В сцене с призраками на ногах танцовщиц впервые появляются пуанты, и публика доверчиво приняла это за гениальную находку Акрама Хана: мол, пуанты призваны приподнять сценическую ситуацию над бытом и реальностью. Восторженные зрители забыли, что с этой целью пуантный танец был введен в хореографический обиход 190 лет назад. Самого Хана из всех возможностей пуантовой обуви заинтересовала, похоже, только ее способность делать по планшету сцены тук-тук-тук.


© Laurent Liotardo

Мы снова очарованы мелодрамой. Тронуты тем, как преданно смотрела Жизель в глаза Альбрехту, и ранены тем, как жестоко он ее оттолкнул: наконец-то и в балете появились живые чувства.

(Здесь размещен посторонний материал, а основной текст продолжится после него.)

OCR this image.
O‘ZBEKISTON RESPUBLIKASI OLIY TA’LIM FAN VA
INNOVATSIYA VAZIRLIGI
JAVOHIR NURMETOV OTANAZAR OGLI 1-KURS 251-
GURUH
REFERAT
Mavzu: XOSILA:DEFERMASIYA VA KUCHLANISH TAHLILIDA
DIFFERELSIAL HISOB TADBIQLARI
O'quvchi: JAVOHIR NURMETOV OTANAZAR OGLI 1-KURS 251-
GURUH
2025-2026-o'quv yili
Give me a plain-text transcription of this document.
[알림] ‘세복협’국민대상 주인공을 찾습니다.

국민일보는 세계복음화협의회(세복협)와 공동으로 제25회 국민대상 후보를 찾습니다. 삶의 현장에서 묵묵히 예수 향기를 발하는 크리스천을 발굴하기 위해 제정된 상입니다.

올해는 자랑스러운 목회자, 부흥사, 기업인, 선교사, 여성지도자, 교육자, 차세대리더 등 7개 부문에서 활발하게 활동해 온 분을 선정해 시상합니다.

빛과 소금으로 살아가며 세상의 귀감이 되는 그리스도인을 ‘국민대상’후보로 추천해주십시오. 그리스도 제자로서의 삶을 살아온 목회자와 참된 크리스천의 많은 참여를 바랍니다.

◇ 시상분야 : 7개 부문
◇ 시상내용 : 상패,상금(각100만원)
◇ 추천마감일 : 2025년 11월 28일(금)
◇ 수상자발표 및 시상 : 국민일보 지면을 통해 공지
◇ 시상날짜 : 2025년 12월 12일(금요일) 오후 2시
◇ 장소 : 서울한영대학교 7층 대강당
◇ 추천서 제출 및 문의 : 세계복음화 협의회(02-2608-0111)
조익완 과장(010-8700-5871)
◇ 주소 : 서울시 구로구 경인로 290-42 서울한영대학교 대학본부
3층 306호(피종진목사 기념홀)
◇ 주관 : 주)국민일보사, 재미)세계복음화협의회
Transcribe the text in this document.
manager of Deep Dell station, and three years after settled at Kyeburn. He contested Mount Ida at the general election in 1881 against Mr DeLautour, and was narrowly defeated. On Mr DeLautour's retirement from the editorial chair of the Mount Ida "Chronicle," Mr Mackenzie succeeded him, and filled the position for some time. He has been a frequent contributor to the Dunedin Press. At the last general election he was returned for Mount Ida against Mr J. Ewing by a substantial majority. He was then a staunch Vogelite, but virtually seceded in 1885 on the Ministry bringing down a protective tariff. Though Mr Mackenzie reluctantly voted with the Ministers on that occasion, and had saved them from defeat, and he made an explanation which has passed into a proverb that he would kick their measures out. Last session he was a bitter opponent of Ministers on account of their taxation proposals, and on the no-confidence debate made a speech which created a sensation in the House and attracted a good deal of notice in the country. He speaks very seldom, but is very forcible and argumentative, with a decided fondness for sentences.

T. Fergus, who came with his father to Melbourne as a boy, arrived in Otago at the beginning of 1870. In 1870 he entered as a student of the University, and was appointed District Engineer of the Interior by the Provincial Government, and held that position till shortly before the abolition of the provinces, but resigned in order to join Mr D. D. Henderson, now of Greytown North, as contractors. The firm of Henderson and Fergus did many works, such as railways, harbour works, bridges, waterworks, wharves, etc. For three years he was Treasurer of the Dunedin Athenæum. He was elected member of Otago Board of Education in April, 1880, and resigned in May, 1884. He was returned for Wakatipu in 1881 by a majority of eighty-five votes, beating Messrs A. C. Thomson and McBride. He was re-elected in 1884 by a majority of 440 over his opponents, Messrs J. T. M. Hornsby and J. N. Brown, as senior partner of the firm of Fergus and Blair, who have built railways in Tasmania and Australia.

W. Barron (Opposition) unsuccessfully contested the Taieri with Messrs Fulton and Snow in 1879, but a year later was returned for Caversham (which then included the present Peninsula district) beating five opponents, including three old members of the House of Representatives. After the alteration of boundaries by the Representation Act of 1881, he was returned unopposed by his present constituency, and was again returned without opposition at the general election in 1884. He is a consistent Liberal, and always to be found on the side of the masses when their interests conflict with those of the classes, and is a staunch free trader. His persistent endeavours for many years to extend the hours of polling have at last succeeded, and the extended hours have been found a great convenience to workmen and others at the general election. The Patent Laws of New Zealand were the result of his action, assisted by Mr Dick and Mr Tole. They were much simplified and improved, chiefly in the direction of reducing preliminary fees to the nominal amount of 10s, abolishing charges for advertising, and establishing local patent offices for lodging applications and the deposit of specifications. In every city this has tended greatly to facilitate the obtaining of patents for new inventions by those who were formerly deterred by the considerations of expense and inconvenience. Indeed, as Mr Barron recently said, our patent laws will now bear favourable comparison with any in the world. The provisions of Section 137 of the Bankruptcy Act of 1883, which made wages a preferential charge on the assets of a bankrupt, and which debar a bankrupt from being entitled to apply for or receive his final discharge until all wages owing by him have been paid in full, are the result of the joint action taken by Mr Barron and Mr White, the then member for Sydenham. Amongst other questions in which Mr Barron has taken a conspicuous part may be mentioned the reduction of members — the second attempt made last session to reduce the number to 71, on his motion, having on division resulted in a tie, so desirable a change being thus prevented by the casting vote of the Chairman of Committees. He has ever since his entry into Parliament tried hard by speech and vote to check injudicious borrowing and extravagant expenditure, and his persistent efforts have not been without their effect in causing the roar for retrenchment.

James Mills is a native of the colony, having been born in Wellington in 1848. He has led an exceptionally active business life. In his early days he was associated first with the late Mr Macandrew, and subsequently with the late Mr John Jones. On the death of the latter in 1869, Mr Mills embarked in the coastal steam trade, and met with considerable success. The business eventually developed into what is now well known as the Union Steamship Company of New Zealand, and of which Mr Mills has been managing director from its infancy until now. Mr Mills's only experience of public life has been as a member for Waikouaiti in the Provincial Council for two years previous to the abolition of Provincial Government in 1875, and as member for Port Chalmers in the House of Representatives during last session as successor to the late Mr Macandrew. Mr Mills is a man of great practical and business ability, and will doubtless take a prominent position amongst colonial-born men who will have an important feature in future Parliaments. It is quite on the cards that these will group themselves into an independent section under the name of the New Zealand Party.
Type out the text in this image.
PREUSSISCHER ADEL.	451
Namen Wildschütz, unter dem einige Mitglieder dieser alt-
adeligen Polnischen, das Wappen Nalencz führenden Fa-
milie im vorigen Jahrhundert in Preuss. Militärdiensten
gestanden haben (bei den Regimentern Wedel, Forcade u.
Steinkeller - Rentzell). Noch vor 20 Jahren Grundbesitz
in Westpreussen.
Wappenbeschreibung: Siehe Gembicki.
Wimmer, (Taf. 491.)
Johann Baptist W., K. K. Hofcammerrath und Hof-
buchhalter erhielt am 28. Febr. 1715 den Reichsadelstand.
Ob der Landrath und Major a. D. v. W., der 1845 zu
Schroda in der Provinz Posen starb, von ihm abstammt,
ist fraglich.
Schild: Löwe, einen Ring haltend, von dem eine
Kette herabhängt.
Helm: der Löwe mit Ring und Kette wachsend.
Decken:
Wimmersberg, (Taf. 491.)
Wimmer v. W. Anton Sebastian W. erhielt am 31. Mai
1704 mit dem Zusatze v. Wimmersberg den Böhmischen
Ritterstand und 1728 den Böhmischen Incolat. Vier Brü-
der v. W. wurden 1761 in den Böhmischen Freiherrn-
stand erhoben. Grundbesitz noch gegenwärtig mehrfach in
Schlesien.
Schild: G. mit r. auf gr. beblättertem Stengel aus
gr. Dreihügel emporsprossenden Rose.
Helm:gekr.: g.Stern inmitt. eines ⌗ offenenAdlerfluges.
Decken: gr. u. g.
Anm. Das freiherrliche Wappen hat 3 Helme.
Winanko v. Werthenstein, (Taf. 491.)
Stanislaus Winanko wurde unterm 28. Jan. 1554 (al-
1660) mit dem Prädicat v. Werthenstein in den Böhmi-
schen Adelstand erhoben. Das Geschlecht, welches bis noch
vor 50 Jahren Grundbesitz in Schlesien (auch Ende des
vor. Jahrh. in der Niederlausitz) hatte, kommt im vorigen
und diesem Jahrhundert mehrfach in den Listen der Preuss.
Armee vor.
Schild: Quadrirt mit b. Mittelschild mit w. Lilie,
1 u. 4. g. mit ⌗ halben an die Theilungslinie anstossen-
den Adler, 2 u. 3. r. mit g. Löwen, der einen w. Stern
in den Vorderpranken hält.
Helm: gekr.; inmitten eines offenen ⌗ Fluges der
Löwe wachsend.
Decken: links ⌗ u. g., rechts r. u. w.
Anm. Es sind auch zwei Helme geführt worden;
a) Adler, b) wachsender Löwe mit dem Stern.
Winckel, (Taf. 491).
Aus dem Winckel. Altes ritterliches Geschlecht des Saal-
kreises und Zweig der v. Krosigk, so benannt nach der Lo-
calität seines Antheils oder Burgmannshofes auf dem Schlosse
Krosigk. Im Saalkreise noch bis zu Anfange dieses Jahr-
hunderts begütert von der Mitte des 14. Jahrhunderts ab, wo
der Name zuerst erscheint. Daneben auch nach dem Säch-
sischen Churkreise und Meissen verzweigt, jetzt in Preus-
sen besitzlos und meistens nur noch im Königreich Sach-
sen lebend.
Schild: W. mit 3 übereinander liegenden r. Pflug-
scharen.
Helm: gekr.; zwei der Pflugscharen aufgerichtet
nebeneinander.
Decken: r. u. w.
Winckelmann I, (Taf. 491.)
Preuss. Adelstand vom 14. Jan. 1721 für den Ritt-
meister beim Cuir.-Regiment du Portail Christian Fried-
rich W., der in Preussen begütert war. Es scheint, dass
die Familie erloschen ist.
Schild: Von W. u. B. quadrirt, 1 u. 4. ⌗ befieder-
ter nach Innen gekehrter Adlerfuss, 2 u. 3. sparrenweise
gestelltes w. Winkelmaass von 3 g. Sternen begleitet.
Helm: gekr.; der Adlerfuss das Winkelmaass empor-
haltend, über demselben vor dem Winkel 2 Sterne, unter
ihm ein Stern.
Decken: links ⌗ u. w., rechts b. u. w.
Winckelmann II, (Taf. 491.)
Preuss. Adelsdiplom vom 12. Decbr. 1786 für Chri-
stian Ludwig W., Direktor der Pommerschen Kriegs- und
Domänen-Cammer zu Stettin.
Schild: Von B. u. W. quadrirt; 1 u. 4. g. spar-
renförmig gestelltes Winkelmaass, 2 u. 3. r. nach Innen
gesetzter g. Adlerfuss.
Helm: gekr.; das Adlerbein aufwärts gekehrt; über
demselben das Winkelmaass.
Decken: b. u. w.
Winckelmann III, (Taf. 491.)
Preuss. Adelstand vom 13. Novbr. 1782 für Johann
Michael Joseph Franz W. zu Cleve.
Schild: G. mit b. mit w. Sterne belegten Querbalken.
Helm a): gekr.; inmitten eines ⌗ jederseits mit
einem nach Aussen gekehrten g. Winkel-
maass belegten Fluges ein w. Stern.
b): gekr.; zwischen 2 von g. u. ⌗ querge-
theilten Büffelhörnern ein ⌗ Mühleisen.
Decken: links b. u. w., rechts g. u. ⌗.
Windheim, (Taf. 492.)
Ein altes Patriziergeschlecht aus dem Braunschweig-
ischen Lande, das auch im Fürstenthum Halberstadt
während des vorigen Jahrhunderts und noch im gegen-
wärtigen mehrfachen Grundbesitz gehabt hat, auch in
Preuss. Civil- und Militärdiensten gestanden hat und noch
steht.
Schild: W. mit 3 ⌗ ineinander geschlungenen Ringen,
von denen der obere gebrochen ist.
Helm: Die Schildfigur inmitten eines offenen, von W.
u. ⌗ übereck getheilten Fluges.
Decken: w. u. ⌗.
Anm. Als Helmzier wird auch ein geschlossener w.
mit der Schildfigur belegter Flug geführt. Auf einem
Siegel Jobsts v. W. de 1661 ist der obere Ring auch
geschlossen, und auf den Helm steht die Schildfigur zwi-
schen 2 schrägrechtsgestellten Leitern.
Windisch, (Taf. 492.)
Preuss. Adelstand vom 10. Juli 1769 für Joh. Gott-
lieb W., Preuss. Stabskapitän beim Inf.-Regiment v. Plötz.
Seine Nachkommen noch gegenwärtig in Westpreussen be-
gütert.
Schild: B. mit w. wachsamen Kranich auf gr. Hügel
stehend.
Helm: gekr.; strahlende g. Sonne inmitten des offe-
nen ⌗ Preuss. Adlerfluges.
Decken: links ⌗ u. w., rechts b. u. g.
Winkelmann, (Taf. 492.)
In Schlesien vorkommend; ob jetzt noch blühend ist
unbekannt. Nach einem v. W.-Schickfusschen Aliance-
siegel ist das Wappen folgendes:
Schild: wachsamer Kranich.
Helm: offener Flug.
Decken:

Все-таки настоящий балет — не контрафактный Петипа в исполнении безымянных трупп, которые в эти же дни наводнили Москву, не суррогаты вроде снятого крупным планом и показанного на большом экране спектакля Хана — не оперирует категориями живых чувств и бытовой сентиментальности. Его инструменты воздействия грубее, но при этом изощреннее.

Говорят, Акрам Хан взялся сочинять балет про Воццека, Франкенштейна и Прометея.


© TheatreHD

Бесспорная полувоздушность классического балета не интересует хореографа, как и утрированные драматические переживания людей и их теней эпохи романтизма с чувственными предыханиями и истерическими заламываниями рук. Его спектакль — о рабочих людях, чье положение буквально близко к рабскому, угнетенных буржуазными хозяевами — любителями блестящих побрекушек и купающимися в роскоши богачами. В таком все-таки романтическом двоемирии (хотя второе действие — отдельный, уже третий мир) Жизель — добрая, немного наивная, но не сентиментально открытая миру девушка. Она знает, что такое унижение, тяжелый труд на фабрике, грязная одежда и глобально сокращенные права низшего слоя общества. Одновременно она живет среди таких же несчастных, но внутренне сильных людей, большинство из которых, не задумываясь, подставит плечо в случае необходимости. Конечно, и среди них есть скользкие, противные предатели — Илларион (Эрик Вулхаус), мечтающий овладеть Жизелью.

Работники фабрики, хоть и фактически бесправные, но чувствующие свое человеческое достоинство и природную свободу, почему-то перечеркнутую представителями высшего общества. Это выражается и в свободном пластическом языке: Акрам Хан — всемирно известный специалист по индийскому катхаку, который он виртуозно совмещает с contemporary dance. Хореограф наделяет кордебалет полудикими пробежками по сцене со свободным жестами рук, что напоминает бег не то зайца, не то лани по лесным просторам. А в сцене, где работники развлекают пляской господ, нельзя не почувствовать иронию, выраженную в стилизованной пластической пародии на чинные салонные танцы.

Сцена сумасшествия Жизели снова разнится с привычной пантомимой традиционной постановки XIX века: здесь мощный хоровод вокруг несчастной обманутой девушки медленно сжимается, буквально затаптывая преданную Альбертом Жизель, и она переходит в загробный мир.

Теперь тяжелая бетонная стена — граница между реальностью и эфемерностью — наглухо закрывается, противясь нежелательным гостям. Здесь танцовщицы уже надевают пуанты, что, однако, не придает им легкости. Это мстительные обманутые женщины, больше похожие на ведьм средневековых сказок, гневно стучащих палками по полу, чем на облачные тени жертв несчастной любви. Их руки искарежены, пальцы растопырены, волосы небрежно распущены.

Жизель попадает под руководство Мирты (Изабель Брауверс), которая вводит ее в потусторонний мир. Она умело передвигается pas de bourré suivi, а Жизель еще неуверенно наступает на кончики пальцев, то и дело, падая на полную стопу. И тут ее беспечное в каком-то смысле существование нарушает опять преодолевший стену Альберт. Дальше — уже традиционное прощение силой любви и невероятно лирический дуэт, в который пытается вмешаться Мирта, но не может. Однако прощение не приносит счастья. Альберт остается перед непреступным бетоном. Один, со своим предательством и болью потери. Можно только догадываться, о чем он думает: проклинает знатность своего происхождения, убивается по любимой или не думает ни о чем, ибо с уходом Жизели всю сцену заполняет невыносимая пустота и мрак, в котором бетон с отпечатанными на нем следами человеческих рук не пускает ни вперед ни назад.